C’est un ami et avocat de la famille, M. Harjeet Bedi (du cabinet juridique Bedi & Associates situé à Chandigarh, en Inde) qui le premier m’a parlé, à la fin du mois d’octobre 2018, des systèmes d’agriculture aquaponique conçus par IXIUM Technologies Corp. Comme M. Bedi connaissait notre exploitation agricole et notre volonté de nous diversifier et de prendre de l’expansion, il m’a fait part de l’occasion qu’offrait IXIUM, soit un investissement potentiel dans son système d’agriculture verticale aquaponique en Colombie‑Britannique, au Canada. J’ai fait part de mon intérêt et demandé plus de renseignements sur la société et sur cette occasion.

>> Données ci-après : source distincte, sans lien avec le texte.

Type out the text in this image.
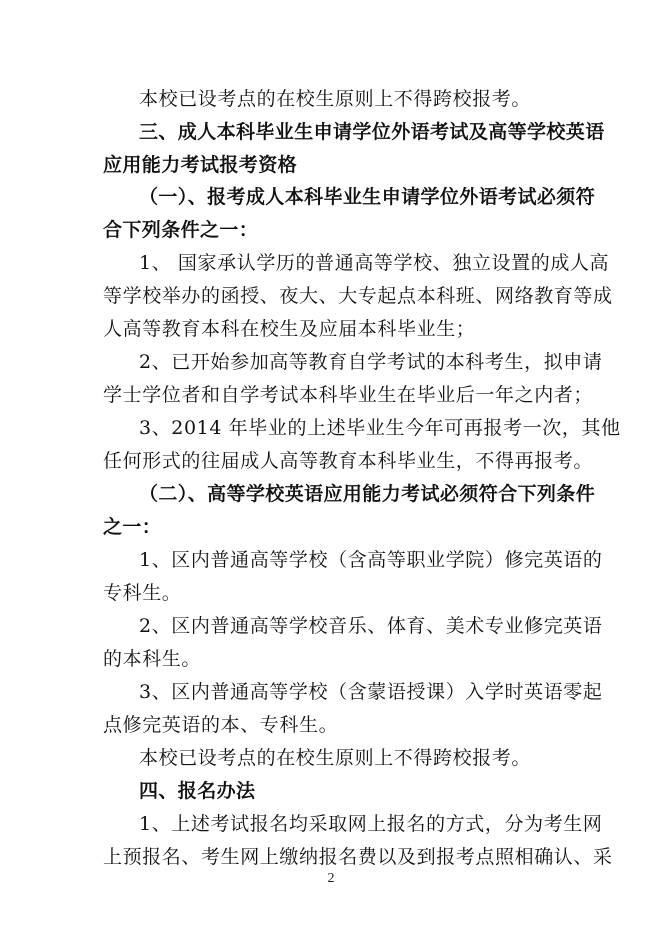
本校已设考点的在校生原则上不得跨校报考。
三、成人本科毕业生申请学位外语考试及高等学校英语
应用能力考试报考资格
（一）、报考成人本科毕业生申请学位外语考试必须符
合下列条件之一：
1、 国家承认学历的普通高等学校、独立设置的成人高
等学校举办的函授、夜大、大专起点本科班、网络教育等成
人高等教育本科在校生及应届本科毕业生；
2、已开始参加高等教育自学考试的本科考生，拟申请
学士学位者和自学考试本科毕业生在毕业后一年之内者；
3、2014 年毕业的上述毕业生今年可再报考一次，其他
任何形式的往届成人高等教育本科毕业生，不得再报考。
（二）、高等学校英语应用能力考试必须符合下列条件
之一：
1、区内普通高等学校（含高等职业学院）修完英语的
专科生。
2、区内普通高等学校音乐、体育、美术专业修完英语
的本科生。
3、区内普通高等学校（含蒙语授课）入学时英语零起
点修完英语的本、专科生。
本校已设考点的在校生原则上不得跨校报考。
四、报名办法
1、上述考试报名均采取网上报名的方式，分为考生网
上预报名、考生网上缴纳报名费以及到报考点照相确认、采
2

En novembre 2018, j’ai reçu une trousse d’information de IXIUM et, en janvier et février 2019, j’ai participé à deux vidéoconférences avec ses représentants (l’une depuis le cabinet de M. Bedi et l’autre, à laquelle M. Bedi a aussi participé, à distance depuis mon domicile à Barnala). Après avoir examiné le matériel fourni et discuté avec la société, j’ai conclu que le système d’agriculture verticale aquaponique conçu par IXIUM correspondait le mieux à ce que je cherchais.

Trois raisons expliquent mon intérêt envers le système d’agriculture verticale aquaponique de IXIUM. Premièrement, il offre un écosystème autonome et un environnement contrôlé pour l’agriculture qui n’est ni courant ni facilement accessible en Inde. Sa caractéristique la plus attrayante est la possibilité de réduire les coûts de production et d’augmenter la production (au moyen de l’agriculture verticale) tout en améliorant la santé du sol de façon positive pour l’environnement.

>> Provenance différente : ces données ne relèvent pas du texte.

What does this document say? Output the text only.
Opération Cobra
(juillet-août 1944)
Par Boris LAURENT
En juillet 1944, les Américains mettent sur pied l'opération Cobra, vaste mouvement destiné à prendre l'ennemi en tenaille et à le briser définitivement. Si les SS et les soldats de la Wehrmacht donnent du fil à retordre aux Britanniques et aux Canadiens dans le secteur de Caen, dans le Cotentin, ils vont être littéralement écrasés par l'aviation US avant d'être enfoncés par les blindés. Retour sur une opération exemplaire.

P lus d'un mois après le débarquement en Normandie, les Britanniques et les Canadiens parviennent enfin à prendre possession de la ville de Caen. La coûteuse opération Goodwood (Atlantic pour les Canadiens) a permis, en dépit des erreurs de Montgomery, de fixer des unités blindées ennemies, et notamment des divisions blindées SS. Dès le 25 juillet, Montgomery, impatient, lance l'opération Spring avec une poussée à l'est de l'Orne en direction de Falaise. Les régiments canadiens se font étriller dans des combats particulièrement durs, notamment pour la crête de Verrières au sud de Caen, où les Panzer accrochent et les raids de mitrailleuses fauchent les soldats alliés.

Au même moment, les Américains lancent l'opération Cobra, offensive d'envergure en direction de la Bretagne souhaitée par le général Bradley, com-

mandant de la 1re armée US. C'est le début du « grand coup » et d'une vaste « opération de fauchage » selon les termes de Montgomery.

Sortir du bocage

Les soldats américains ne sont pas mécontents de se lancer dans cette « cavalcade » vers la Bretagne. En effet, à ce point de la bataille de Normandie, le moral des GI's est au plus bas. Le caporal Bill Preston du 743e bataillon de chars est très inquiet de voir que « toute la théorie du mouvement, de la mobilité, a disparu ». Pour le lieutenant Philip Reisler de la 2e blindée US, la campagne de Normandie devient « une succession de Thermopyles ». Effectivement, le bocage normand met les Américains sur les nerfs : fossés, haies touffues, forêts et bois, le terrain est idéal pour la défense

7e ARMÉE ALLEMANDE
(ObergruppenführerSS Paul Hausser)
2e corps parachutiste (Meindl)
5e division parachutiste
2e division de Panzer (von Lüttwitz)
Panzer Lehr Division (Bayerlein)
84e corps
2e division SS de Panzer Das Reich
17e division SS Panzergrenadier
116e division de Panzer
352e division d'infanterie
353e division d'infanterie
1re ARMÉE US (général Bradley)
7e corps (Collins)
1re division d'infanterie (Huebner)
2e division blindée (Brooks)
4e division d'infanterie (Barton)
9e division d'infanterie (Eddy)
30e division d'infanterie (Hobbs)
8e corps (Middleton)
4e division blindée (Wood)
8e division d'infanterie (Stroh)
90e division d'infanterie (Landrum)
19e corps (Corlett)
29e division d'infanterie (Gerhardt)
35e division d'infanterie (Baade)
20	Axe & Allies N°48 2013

Deuxièmement, je cherche à mieux comprendre le secteur et le marché agricoles au Canada de la perspective de l’agriculture, et à y accéder. En particulier, je voudrais mieux connaître les techniques et les branches agricoles qui se rapportent à la production de cultures dans un environnement autonome et contrôlé au Canada, et voir comment une occasion réciproque pourrait, dans l’avenir, être mise en œuvre dans une exploitation et des installations semblables à notre ferme de Barnala.

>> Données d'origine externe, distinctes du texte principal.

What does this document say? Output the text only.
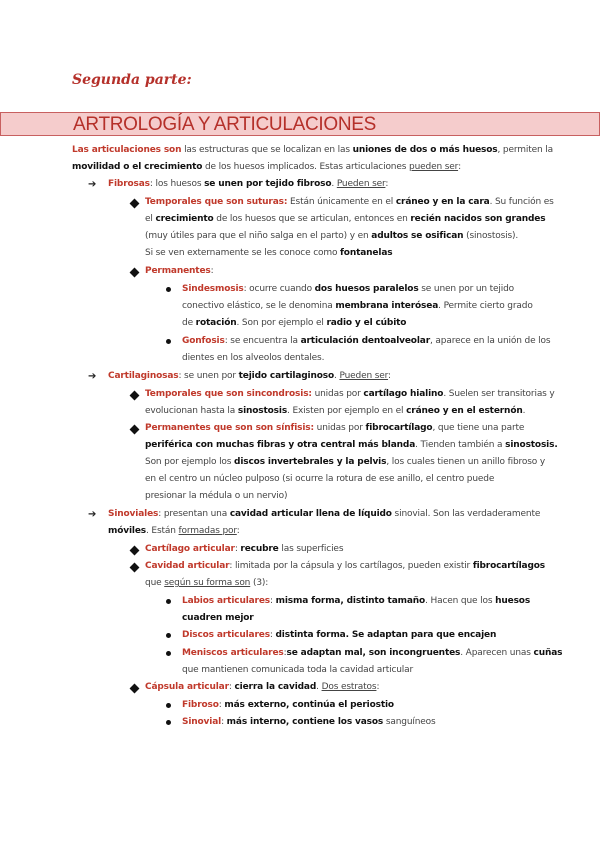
Segunda parte:
ARTROLOGÍA Y ARTICULACIONES
Las articulaciones son las estructuras que se localizan en las uniones de dos o más huesos, permiten la
movilidad o el crecimiento de los huesos implicados. Estas articulaciones pueden ser:
➔ Fibrosas: los huesos se unen por tejido fibroso. Pueden ser:
Temporales que son suturas: Están únicamente en el cráneo y en la cara. Su función es
el crecimiento de los huesos que se articulan, entonces en recién nacidos son grandes
(muy útiles para que el niño salga en el parto) y en adultos se osifican (sinostosis).
Si se ven externamente se les conoce como fontanelas
Permanentes:
Sindesmosis: ocurre cuando dos huesos paralelos se unen por un tejido
conectivo elástico, se le denomina membrana interósea. Permite cierto grado
de rotación. Son por ejemplo el radio y el cúbito
Gonfosis: se encuentra la articulación dentoalveolar, aparece en la unión de los
dientes en los alveolos dentales.
➔ Cartilaginosas: se unen por tejido cartilaginoso. Pueden ser:
Temporales que son sincondrosis: unidas por cartílago hialino. Suelen ser transitorias y
evolucionan hasta la sinostosis. Existen por ejemplo en el cráneo y en el esternón.
Permanentes que son son sínfisis: unidas por fibrocartílago, que tiene una parte
periférica con muchas fibras y otra central más blanda. Tienden también a sinostosis.
Son por ejemplo los discos invertebrales y la pelvis, los cuales tienen un anillo fibroso y
en el centro un núcleo pulposo (si ocurre la rotura de ese anillo, el centro puede
presionar la médula o un nervio)
➔ Sinoviales: presentan una cavidad articular llena de líquido sinovial. Son las verdaderamente
móviles. Están formadas por:
Cartílago articular: recubre las superficies
Cavidad articular: limitada por la cápsula y los cartílagos, pueden existir fibrocartílagos
que según su forma son (3):
Labios articulares: misma forma, distinto tamaño. Hacen que los huesos
cuadren mejor
Discos articulares: distinta forma. Se adaptan para que encajen
Meniscos articulares:se adaptan mal, son incongruentes. Aparecen unas cuñas
que mantienen comunicada toda la cavidad articular
Cápsula articular: cierra la cavidad. Dos estratos:
Fibroso: más externo, continúa el periostio
Sinovial: más interno, contiene los vasos sanguíneos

Finalement, pour ce qui est de l’investissement, j’ai l’impression que l’occasion de diversifier nos activités à l’échelle internationale et de participer à un secteur agricole comme celui du Canada nous rendrait moins à la merci aux conditions et aux facteurs régionaux qui ont limité, et limitent encore à ce jour, la croissance de nos exploitations agricoles en Inde.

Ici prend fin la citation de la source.